UBC Compiles an in-depth review of your company including recast financial statements, its fixed assets, products or services, and other important aspects of your business. This compilation is called a Confidential Business Review (CBR). The CBR and all additional marketing information used by UBC is approved in advance by you.

6
GENERATING BUYERS

UBC uses 10 or more business brokerage internet advertising sites to attract and inform interested buyers. We then qualify all interested buyers and have them execute a Non-Disclosure Agreement (NDA). Qualified buyer candidates are then approved by you before any confidential information is released. Buyers requiring SBA or other financing assistance are supplied with contacts to confirm their ability to financially execute a transaction.

7
NEGOTIATIONS AND STRUCTURE

A unique mix of talent is required to facilitate a deal structure that satisfies the needs and concerns of all parties.

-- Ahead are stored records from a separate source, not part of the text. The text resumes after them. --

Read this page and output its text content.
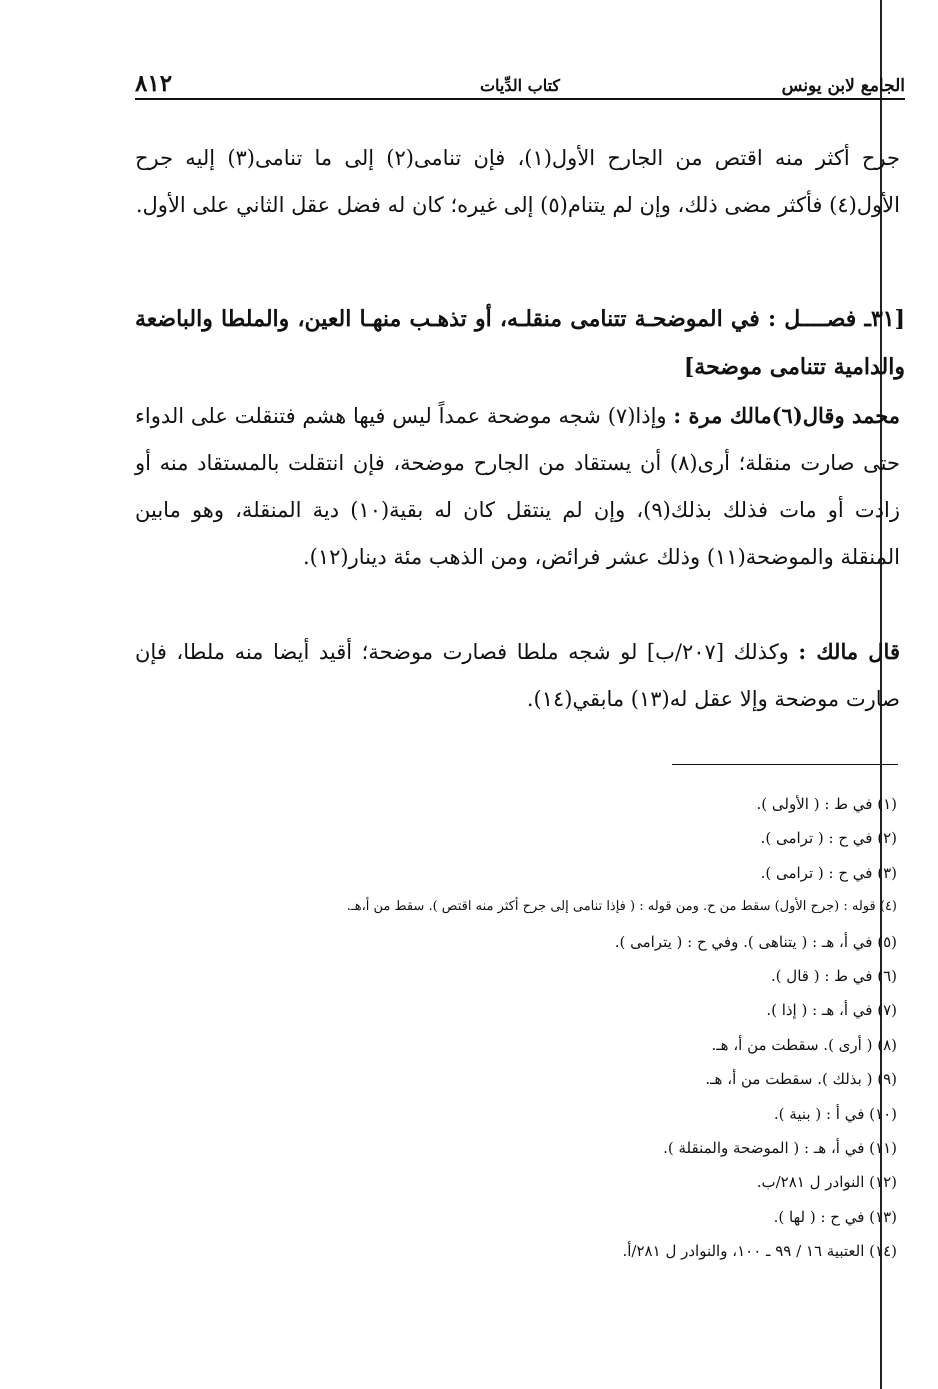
الجامع لابن يونس
كتاب الدِّيات
٨١٢

جرح أكثر منه اقتص من الجارح الأول(١)، فإن تنامى(٢) إلى ما تنامى(٣) إليه جرح الأول(٤) فأكثر مضى ذلك، وإن لم يتنام(٥) إلى غيره؛ كان له فضل عقل الثاني على الأول.

[٣١ـ فصــــل : في الموضحـة تتنامى منقلـه، أو تذهـب منهـا العين، والملطا والباضعة والدامية تتنامى موضحة]

محمد وقال(٦)مالك مرة : وإذا(٧) شجه موضحة عمداً ليس فيها هشم فتنقلت على الدواء حتى صارت منقلة؛ أرى(٨) أن يستقاد من الجارح موضحة، فإن انتقلت بالمستقاد منه أو زادت أو مات فذلك بذلك(٩)، وإن لم ينتقل كان له بقية(١٠) دية المنقلة، وهو مابين المنقلة والموضحة(١١) وذلك عشر فرائض، ومن الذهب مئة دينار(١٢).

قال مالك : وكذلك [٢٠٧/ب] لو شجه ملطا فصارت موضحة؛ أقيد أيضا منه ملطا، فإن صارت موضحة وإلا عقل له(١٣) مابقي(١٤).

(١) في ط : ( الأولى ).
(٢) في ح : ( ترامى ).
(٣) في ح : ( ترامى ).
(٤) قوله : (جرح الأول) سقط من ح. ومن قوله : ( فإذا تنامى إلى جرح أكثر منه اقتص ). سقط من أ،هـ.
(٥) في أ، هـ : ( يتناهى ). وفي ح : ( يترامى ).
(٦) في ط : ( قال ).
(٧) في أ، هـ : ( إذا ).
(٨) ( أرى ). سقطت من أ، هـ.
(٩) ( بذلك ). سقطت من أ، هـ.
(١٠) في أ : ( بنية ).
(١١) في أ، هـ : ( الموضحة والمنقلة ).
(١٢) النوادر ل ٢٨١/ب.
(١٣) في ح : ( لها ).
(١٤) العتبية ١٦ / ٩٩ ـ ١٠٠، والنوادر ل ٢٨١/أ.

At UBC we serve as a proficient deal-maker as well as a financial analyst, tax consultant, negotiator, and strategic planner. UBC will lead negotiations culminating in non-binding offers which will propose price, form of payment, non-compete terms, and contingencies to be removed prior to closing.

8
DUE DILIGENCE

After terms of the sale are agreed upon in an executed Letter of Intent (LOI), the proprietary details of operation are open for review and confirmation. A definitive schedule should be agreed to before due diligence activities proceed, in order to move the process along in a timely manner.

9
DEFINITIVE PURCHASE AGREEMENT

Following the due diligence review, the business buyer will draft a final purchase and sale contract called a definitive purchase agreement. This agreement details all the terms agreed to in the LOI, in contract form. In addition to the purchase contract, all other ancillary agreements such as a promissory note, non-compete agreement, equipment list, etc. will be attached.

10
CLOSING

This is the culmination of years of hard work in building your business. Final documents are signed and money and titles change hands, and the necessary documents are filed with government offices.

Congratulations on successfully selling your business. Take some time to celebrate your success!